Daha önce de yazdım, yine yazıyorum. Avcılık kadar gereksiz ve vahşi başka bir “spor!” herhalde yoktur. Neden ve ne amaçla spor denildiğini de anlamak mümkün değil. Eğer amaç sporsa bir hayvanı öldürmek için değil de; kasları çalıştırmak için koşmak ya da tempolu yürümek lazım. Amaç spor değilse de, sırf yapılırken efor sarf ediliyor diye avcılığa “spor” demek bence gerçek spor dallarına saygısızlık.
Mesela çiğ köfte yoğurma işine de spor diyebiliriz bu mantıkla. Kol kaslarını feci şekilde çalıştıran bir aktivite sonuçta!
Çok eski zamanlarda, yani etrafta market, kasap yokken, insanlar karınlarını doyurmak, hayatta kalmak için avlanırdı. Şimdi ise ilkel bir dürtünün peşinde, hiç gereği yokken can almak için avlanıyor insanlar. Herhalde avlanırken kendilerini çok güçlü, yenilmez falan hissediyorlar.
İşin bir de adrenalin kısmı var. Avının peşindeki yırtıcı konumunda oluyor insan. Ayı, kurt, yaban domuzu gibi güçlü hayvanların peşindeysen risk büyük. Avcı iken av olma durumu var sonuçta.
Ama sırf adrenalin için avcılığı seçene, “Can alacağına, yamaç paraşütü yapsana” diyesim geliyor.
Yapılan işi bir de fotoğraflama merasimi var ki insanın tüylerini diken diken ediyor. Uzun süren kovalamacanın ardından vurularak öldürülen hayvanlarla birlikte poz veriliyor. Muzaffer komutan edasıyla avcılar gururla sırıtıyor; önde ise kan revan içinde kalmış, gözünün feri çoktan sönmüş hayvanların cansız bedenleri serili.
Geçtiğimiz ay basına da yansıdı; Amasya'da özel bir firmanın tam 10 yıldır organize ettiği domuz safarisine ta Avrupa'dan avcılar katıldı.
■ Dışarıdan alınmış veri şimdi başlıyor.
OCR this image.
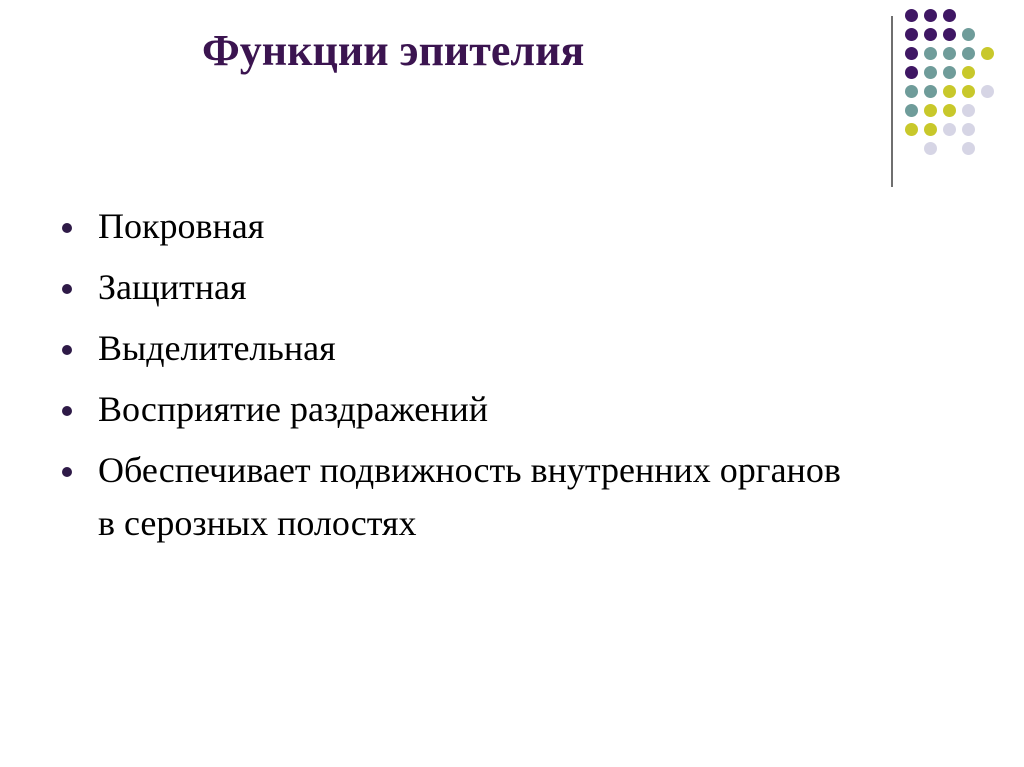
Функции эпителия
Покровная
Защитная
Выделительная
Восприятие раздражений
Обеспечивает подвижность внутренних органов в серозных полостях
Domuz safarisine meraklı Fransızı, Belçikalısı, Avusturyalısı ve Almanı üşenmeyip bizim ormanlara geldi. Safaride vurulan domuzların hem fotoğraflarını çektiler, sonra bir de önlerinde poz verdiler. Sonuçta yapılan katliamı belgelemek bu işin geleneğinde var. Ölü hayvanla poz vermek avcılığın olmazsa olmazı!
Fotoğraflara fazla bakamadım. Birkaçını görmek bile kanımı dondurmaya yetti.
Orman Bölge Müdürlüğü'ne bağlı Milli Parklar Şube Müdürlüklerinin izniyle her yıl yapılıyor bu tip avlar. Mesela domuz avında, kişi başı 500 TL ödeniyor. Hayvanına göre değişiyor bu rakam.
Yani vuran memnun, izin veren memnun.
Av turizmi yıllardır hayvan hakları savunucuları ve STK'ların karşı oldukları ve durdurulması için uğraştıkları bir konu.
Geçtiğimiz yıl WWF Türkiye av turizminin durdurulması için onbinlerce imza toplayıp Bakanlığa vermişti. Ama tabii ki sonuç alınamadı.
Ne diyelim, umarız bir gün avcılık tamamen yasaklanır.